You know, I'm looking around the web for some information today. I've found a basket of interesting links, but sometimes the links are stale, like one that should have been to a list of web resources at the University of Virginia.
I decided to search on "african american" at the university's web site. The search turned out to be of their libraries' book catalogs. And during a quick scan of the results, this caught my eye:
Unnatural selections : eugenics in American modernism and the Harlem Renaissance / English, Daylanne K. (2004)
This was a connection I never even considered before.
Check the publisher's description of the book:
Challenging conventional constructions of the Harlem Renaissance and American modernism, Daylanne English links writers from both movements to debates about eugenics in the Progressive Era. She argues that, in the 1920s, the form and content of writings by figures as disparate as W. E. B. Du Bois, T. S. Eliot, Gertrude Stein, and Nella Larsen were shaped by anxieties regarding immigration, migration, and intraracial breeding.

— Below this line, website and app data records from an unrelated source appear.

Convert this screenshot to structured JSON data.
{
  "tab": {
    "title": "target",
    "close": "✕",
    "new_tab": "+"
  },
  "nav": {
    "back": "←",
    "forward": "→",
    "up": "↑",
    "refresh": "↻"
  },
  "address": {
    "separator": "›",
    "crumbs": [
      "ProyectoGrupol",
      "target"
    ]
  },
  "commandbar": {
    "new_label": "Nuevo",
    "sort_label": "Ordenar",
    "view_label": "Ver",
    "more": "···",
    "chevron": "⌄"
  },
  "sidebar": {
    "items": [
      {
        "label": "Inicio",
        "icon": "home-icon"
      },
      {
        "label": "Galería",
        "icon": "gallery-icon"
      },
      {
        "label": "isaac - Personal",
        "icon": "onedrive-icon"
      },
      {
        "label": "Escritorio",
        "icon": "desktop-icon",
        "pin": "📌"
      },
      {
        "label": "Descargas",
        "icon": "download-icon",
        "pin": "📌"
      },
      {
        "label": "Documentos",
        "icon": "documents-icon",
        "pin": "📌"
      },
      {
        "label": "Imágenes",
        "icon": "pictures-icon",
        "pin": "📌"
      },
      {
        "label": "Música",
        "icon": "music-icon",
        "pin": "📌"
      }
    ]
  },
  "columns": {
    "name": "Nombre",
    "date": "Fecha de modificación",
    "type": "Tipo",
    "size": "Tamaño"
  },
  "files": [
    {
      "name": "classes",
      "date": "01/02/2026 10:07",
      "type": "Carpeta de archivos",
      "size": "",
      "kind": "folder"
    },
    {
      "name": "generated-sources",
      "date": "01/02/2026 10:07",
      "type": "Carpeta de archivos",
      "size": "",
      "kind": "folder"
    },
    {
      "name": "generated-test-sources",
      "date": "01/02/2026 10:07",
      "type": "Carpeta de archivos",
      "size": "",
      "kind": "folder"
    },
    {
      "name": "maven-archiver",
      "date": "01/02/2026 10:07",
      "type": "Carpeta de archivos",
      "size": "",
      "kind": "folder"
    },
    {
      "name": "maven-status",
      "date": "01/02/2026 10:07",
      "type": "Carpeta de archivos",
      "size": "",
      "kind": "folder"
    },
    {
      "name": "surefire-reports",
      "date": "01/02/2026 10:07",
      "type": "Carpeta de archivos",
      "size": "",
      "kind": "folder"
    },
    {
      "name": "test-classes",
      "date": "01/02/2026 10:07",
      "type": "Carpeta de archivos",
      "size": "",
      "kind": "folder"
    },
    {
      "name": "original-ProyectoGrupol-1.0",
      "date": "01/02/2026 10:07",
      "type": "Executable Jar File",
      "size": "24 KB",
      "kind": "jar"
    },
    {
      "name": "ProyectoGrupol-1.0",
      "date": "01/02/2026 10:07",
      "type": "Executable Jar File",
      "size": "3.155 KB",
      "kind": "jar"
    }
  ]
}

English's interdisciplinary approach brings together the work of those canonical writers with relatively neglected literary, social scientific, and visual texts. She examines antilynching plays by Angelina Weld Grimké as well as the provocative writings of white female eugenics field workers. English also analyzes The Crisis magazine as a family album filtering uplift through eugenics by means of photographic documentation of an ever-improving black race.
English suggests that current scholarship often misreads early-twentieth-century visual, literary, and political culture by applying contemporary social and moral standards to the past. Du Bois, she argues, was actually more of a eugenicist than Eliot. Through such reconfiguration of the modern period, English creates an allegory for the American present: because eugenics was, in its time, widely accepted as a reasonable, progressive ideology, we need to consider the long-term implications of contemporary genetic engineering, fertility enhancement and control, and legislation promoting or discouraging family growth.
Having not read the thing I can't critique it, but my reflexive reaction ain't good. The approach reminds me of a sig I used to use: "There's a pattern to everything; but EVERYTHING makes the pattern. The human failing is making a pattern from parts and calling it the whole." Still, the ability to stretch Du Bois into a eugenicist shows impressive creativity.